If implementation details change without behavior changes, the Product revision may stay the same while Developer Definition or package implementation metadata changes.

PM/release approval

Studio package publication should require approved release lineage:

  • Product revision selected.
  • Developer Definition revision selected.
  • Coverage complete.
  • Diagnostics resolved or accepted by policy.
  • PM/release review approved.

Publication should be blocked when approval is pending or lineage does not match the approved review.

Package lifecycle

Package stages:

StagePurpose
Local packageDeterministic example/smoke artifact signed by local development key
Registry packageSigned artifact with Registry authority and receipt
LockConsumer-side reproducibility record
Generated codeLanguage/framework implementation output

Local packages are useful for examples. Public trust should come from a real Registry package and receipt.

Implementation bundle revision flow

Custom implementation material usually cannot be known at initial Studio publication time. The normal flow is:

  1. Publish behavior-only package.
  2. Generate service code.
  3. Implement custom logic in a bundle.
  4. Run tests and live smokes.
  5. Publish a new package revision that attaches immutable implementation material metadata.

The implementation ref must be immutable and digest-pinned. Adding it after publication changes signed package metadata, so it requires a new package revision.

Template lifecycle

Templates are not packages. They help authors start projects.

Template export should be selective:

  • Include only safe Markdown source documents.
  • Let users choose sensitive source sections.
  • Include ANIP spec version.
  • Include project type, industry/domain labels, and starter metadata.
  • Reject templates targeting a newer ANIP spec than Studio supports.

Template import creates a new project starting point. It does not import a signed service contract for consumers.

Fronting lifecycle

Fronting projects start from an existing system: Jira, Slack, GitHub, Linear, Notion, Superset, internal API, GraphQL API, MCP server, or semantic layer.

The fronting contract should expose governed business capabilities, not raw backend methods.

Backend mappings are implementation metadata. They help developers wire the service, but they are not the agent-facing behavior contract.

When to create a new revision

Create a new Product revision when:

  • Business behavior changes.
  • User-facing scenarios change.
  • Risk, approval, denial, or restriction posture changes.
  • New source documents change the intent.

Create a new Developer Definition/package revision when:

  • Capabilities change.
  • Inputs/outputs change.
  • Side-effect posture changes.
  • Approval or input-resolution rules change.
  • Composition changes.
  • Implementation material refs are attached or updated.

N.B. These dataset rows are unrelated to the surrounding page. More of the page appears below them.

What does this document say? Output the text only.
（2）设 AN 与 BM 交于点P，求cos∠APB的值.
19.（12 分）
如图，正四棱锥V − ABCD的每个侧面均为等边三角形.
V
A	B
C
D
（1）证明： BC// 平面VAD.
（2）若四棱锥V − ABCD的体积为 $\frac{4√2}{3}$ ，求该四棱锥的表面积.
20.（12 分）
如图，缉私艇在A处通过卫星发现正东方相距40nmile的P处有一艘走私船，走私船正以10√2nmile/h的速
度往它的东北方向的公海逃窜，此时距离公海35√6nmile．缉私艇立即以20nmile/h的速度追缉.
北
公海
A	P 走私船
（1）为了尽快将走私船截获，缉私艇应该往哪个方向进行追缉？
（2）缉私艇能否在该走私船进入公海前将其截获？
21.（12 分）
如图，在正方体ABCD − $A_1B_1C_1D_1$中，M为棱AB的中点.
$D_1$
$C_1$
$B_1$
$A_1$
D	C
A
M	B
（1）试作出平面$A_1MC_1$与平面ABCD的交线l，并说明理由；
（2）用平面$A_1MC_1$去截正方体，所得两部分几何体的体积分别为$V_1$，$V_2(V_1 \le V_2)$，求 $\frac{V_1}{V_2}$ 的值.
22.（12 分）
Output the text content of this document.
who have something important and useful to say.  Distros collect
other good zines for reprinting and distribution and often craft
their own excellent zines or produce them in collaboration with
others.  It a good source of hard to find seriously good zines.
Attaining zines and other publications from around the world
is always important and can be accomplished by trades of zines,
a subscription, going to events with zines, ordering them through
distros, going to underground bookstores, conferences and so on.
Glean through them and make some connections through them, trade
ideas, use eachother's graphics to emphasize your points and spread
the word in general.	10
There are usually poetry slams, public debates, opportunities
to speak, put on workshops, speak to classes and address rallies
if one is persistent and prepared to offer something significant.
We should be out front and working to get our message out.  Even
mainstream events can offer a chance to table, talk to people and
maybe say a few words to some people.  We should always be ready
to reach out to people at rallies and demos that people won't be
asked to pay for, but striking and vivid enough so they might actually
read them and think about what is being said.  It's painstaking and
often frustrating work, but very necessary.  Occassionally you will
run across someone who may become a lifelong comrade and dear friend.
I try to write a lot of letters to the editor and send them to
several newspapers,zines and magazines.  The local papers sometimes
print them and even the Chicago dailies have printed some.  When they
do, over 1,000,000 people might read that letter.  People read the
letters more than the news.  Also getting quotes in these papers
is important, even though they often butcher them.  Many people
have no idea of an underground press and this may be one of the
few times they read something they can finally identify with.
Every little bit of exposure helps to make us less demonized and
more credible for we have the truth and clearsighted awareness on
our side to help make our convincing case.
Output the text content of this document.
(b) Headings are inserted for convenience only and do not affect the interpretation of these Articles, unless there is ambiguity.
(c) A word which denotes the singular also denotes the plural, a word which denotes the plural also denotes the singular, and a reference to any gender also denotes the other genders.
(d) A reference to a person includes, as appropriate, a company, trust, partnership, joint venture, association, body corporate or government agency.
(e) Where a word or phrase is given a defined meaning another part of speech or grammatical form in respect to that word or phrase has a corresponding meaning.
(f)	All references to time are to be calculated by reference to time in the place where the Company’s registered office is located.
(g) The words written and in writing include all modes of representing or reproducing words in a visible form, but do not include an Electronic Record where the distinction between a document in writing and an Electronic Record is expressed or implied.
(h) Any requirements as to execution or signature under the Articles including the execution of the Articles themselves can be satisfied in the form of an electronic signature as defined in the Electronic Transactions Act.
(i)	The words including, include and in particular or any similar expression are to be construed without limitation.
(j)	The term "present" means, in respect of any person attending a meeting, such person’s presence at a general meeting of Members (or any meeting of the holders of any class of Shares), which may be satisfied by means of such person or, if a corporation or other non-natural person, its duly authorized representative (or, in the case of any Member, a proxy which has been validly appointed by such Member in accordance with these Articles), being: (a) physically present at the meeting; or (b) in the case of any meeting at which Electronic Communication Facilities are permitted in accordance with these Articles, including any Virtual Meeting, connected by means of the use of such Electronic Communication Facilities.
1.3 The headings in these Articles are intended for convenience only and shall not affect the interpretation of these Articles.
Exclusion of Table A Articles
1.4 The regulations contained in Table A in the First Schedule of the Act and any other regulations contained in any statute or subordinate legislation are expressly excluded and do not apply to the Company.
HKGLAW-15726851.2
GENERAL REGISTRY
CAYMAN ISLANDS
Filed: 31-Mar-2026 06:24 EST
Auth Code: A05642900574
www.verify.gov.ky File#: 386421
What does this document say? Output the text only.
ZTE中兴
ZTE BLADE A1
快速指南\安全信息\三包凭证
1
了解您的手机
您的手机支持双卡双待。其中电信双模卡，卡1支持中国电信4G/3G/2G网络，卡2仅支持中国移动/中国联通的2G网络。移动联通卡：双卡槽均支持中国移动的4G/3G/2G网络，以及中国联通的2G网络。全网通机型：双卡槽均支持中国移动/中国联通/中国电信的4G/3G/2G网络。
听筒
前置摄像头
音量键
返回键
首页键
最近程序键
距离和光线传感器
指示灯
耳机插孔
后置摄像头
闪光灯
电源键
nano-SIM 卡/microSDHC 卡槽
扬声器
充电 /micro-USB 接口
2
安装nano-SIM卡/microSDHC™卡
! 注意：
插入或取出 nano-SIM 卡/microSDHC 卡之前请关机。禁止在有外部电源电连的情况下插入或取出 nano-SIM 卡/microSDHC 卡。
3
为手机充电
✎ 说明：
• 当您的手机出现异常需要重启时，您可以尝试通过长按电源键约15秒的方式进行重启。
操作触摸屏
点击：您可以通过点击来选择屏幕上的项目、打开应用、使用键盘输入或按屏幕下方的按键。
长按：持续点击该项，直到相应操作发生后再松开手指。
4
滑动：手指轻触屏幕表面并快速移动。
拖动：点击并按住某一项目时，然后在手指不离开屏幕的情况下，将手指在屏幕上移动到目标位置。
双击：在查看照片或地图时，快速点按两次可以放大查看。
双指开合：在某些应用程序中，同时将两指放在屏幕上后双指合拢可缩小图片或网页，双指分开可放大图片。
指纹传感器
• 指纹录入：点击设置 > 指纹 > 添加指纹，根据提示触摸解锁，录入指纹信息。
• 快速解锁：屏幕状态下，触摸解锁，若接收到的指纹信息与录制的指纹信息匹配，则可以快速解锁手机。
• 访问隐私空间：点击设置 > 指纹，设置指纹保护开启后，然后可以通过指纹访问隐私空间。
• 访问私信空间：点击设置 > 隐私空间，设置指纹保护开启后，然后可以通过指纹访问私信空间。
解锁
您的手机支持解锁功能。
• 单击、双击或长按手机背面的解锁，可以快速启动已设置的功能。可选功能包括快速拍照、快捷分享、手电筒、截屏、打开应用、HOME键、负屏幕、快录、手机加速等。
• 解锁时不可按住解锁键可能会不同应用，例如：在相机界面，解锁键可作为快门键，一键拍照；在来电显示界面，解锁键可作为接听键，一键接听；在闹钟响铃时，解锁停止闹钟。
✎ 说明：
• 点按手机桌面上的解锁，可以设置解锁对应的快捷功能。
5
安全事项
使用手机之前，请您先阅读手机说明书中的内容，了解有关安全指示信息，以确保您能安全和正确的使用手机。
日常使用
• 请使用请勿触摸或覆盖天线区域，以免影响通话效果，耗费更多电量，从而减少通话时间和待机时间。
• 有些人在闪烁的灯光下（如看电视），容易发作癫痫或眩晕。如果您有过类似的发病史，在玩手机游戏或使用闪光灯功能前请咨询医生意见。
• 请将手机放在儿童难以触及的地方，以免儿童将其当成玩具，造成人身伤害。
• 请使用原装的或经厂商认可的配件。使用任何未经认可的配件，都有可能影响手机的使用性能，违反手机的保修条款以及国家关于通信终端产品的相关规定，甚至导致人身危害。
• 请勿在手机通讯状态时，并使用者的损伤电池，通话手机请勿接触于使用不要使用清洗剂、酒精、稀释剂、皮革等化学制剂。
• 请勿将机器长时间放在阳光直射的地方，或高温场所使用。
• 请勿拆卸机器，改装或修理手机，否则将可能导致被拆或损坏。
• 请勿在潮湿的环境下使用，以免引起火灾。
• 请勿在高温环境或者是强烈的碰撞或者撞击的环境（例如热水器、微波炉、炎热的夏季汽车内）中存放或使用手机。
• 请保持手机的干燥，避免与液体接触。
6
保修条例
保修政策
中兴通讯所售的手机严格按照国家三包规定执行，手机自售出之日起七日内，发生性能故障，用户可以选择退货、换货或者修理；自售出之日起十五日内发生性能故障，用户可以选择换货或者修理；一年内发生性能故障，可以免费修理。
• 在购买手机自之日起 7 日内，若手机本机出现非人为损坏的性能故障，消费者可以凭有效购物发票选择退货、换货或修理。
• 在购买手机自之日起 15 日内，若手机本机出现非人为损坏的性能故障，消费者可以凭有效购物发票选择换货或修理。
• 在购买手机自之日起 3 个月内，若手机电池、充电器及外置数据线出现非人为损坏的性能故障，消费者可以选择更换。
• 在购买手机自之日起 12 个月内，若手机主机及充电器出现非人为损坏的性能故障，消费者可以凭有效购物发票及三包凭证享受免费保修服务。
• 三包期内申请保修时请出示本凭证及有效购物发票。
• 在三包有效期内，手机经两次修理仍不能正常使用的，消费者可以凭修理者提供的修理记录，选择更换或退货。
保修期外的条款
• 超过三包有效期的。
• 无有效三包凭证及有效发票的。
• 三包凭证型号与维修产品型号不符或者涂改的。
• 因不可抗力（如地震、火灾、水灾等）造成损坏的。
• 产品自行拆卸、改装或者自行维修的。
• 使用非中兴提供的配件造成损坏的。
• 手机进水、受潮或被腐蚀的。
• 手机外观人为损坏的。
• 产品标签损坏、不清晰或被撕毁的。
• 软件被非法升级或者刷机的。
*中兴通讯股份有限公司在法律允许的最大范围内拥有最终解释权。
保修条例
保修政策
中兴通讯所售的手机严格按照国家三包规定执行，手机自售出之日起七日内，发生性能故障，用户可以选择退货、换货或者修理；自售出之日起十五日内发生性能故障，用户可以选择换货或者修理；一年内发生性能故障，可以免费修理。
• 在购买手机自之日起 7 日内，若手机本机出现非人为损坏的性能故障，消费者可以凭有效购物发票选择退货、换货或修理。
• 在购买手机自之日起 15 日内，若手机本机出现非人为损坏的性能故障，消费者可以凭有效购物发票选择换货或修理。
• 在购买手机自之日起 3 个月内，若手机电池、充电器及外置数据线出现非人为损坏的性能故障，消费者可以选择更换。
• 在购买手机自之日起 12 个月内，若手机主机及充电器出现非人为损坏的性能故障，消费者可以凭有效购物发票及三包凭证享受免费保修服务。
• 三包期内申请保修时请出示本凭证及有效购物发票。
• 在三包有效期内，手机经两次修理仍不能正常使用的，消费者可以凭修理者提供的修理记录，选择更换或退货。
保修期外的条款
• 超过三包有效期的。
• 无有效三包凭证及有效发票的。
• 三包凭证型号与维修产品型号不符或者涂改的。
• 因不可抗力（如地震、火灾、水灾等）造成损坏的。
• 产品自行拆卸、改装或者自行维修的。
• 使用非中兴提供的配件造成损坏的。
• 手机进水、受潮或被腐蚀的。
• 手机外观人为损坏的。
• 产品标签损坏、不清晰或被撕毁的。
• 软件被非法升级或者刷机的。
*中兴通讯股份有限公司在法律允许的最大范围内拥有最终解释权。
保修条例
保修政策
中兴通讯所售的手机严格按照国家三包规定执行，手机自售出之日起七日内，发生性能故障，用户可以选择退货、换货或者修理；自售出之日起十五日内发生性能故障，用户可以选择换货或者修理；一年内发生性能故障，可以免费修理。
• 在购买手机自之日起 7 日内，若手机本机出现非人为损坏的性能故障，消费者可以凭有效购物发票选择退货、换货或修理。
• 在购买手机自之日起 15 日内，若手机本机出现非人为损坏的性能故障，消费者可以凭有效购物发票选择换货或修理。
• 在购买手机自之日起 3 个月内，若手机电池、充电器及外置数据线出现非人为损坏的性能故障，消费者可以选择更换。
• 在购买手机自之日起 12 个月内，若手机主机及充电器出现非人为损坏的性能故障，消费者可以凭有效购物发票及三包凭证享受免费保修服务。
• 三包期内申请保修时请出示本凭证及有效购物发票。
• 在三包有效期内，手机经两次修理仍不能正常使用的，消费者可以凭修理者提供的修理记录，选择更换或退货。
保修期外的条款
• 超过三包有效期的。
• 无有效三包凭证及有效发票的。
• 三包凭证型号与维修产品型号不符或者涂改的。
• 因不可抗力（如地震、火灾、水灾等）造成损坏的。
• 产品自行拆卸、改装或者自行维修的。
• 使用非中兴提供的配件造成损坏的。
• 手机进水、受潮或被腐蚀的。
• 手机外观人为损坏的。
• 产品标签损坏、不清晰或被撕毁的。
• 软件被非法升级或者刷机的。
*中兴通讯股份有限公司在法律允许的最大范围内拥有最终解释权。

Do not create a new contract revision only because:

  • Generated code was formatted.
  • Internal helper functions changed without contract impact.
  • Deployment environment variables changed.
  • Tests were reorganized.

Release-ready checklist

Before publishing:

  • Product baseline locked.
  • Developer Definition matches Product coverage.
  • anip/0.24 validation passes.
  • Package metadata is portable and safe.
  • README is package-specific.
  • Source links are HTTP(S), bounded, and non-secret.
  • Custom bundle refs are immutable and digest-pinned if present.
  • Generated code preserves public manifest.
  • Conformance and scenario validation pass.

Lifecycle discipline is what keeps ANIP from becoming another prompt-and-glue system. The signed package should tell consumers what they are trusting.